Sotto il vestito, niente!

Diciamo subito che questo debutto è uno dei più banali lavori di metalcore mai ascoltati negli ultimi anni: così, in un sol colpo, abbiamo rivelato come finisce la favola e ci siamo scrollati il problema della recensione.

Ciò che invece ci interessa ricalcare in questa sede è che c’è un mercato ed una filosofia totalmente diversa al di là degli squali e delle mante dell’Atlantico. Perché, leggendo in qualche rivista concorrente dell’altro continente, ci siamo accorti con meraviglia come l’accoglienza che il pubblico statunitense ha riservato ai propri connazionali TTF sia diametralmente opposta a quella nostra.

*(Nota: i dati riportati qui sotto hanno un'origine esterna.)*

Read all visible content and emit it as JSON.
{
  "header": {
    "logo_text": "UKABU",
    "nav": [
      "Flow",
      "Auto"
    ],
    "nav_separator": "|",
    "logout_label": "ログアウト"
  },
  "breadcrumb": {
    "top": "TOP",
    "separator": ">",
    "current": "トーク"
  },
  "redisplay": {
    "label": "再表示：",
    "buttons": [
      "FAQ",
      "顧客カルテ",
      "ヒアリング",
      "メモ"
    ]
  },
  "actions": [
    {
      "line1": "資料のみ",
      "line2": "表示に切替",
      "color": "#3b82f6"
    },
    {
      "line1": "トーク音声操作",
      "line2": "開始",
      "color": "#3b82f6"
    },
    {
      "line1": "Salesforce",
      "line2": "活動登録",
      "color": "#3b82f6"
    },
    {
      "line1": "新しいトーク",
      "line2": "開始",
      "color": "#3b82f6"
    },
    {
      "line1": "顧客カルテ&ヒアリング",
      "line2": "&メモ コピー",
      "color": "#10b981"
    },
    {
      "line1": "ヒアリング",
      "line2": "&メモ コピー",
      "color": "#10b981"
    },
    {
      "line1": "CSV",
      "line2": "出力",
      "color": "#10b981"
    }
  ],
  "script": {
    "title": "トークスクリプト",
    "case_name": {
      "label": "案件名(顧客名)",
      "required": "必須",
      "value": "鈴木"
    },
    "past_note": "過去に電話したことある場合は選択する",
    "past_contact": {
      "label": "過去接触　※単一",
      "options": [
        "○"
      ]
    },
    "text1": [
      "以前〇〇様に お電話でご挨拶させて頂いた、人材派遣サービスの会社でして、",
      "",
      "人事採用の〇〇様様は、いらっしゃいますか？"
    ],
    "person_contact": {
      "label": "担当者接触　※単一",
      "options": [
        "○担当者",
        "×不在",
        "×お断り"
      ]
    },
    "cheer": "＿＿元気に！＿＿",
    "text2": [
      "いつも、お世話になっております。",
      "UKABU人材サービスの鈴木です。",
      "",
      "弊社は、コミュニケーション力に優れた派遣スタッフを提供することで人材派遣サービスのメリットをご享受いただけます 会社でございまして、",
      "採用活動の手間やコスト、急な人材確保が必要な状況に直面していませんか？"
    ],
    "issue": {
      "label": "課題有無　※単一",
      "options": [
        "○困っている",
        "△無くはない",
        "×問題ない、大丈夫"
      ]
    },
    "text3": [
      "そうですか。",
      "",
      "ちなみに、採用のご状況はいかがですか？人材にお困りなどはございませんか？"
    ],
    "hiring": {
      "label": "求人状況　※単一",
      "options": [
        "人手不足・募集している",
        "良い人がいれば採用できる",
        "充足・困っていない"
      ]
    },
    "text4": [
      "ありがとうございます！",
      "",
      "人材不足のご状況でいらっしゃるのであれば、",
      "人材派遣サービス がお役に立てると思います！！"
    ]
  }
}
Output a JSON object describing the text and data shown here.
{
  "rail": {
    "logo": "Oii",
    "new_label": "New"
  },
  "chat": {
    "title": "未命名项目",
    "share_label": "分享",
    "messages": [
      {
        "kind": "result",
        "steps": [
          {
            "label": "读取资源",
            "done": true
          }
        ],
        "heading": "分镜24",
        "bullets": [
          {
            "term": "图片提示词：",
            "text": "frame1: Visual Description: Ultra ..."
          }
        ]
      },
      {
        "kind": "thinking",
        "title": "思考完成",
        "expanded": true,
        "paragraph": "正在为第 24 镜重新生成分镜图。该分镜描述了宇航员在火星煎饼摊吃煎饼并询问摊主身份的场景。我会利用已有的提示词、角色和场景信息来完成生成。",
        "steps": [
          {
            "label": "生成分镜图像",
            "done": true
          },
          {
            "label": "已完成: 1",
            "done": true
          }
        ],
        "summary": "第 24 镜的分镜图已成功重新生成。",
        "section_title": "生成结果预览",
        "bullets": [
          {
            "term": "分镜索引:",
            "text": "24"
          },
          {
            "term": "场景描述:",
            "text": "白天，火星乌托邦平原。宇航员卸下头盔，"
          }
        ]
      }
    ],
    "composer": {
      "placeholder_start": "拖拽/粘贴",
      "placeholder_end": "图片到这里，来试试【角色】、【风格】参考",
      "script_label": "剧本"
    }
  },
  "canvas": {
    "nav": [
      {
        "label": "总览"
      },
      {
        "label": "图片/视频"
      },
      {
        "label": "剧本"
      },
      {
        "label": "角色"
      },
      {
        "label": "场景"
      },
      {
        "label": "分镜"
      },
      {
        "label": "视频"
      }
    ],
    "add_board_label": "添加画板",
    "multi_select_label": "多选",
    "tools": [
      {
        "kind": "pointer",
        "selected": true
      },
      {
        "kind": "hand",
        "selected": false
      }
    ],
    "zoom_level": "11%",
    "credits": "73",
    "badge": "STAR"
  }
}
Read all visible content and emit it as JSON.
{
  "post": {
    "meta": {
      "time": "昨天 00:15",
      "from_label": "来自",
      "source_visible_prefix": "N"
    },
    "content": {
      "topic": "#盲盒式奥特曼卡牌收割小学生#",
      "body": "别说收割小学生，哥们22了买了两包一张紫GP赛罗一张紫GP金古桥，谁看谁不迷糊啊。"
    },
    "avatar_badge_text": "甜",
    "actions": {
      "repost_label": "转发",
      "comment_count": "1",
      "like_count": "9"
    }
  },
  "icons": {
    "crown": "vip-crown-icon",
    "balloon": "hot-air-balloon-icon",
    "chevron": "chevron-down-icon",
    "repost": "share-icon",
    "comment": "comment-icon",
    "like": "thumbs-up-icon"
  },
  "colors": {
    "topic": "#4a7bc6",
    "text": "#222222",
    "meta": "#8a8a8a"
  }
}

L’album è un prodotto commerciale come il panino del McDonald’s: una faccia perfetta solo in fotografia, mentre del sapore, un misto tra plastica e proteine, si rinvengono solo tracce.

Il che, tradotto dalla dietetica al pentagramma, significa che, nell’altalena ormai classica di screamin’ e clean affettatamente melodici, vengono azzeccati – come meglio non si poteva – temi per gli adolescenti in fase di pubertà (gli stessi, del resto, che amano McDonald’s)!
Nello stesso tempo, la produzione – perfetta, per carità – lascia il senso di artificiale e di insulso.

E agli americani continua a piacere così: come i panini di McDonald’s o come i colori dei film degli anni ’60. Sono eterni adolescenti e, mentre giocano con i gesti a fare i neri, hanno costante bisogno di un’appariscente scenografia di cartone dietro le spalle!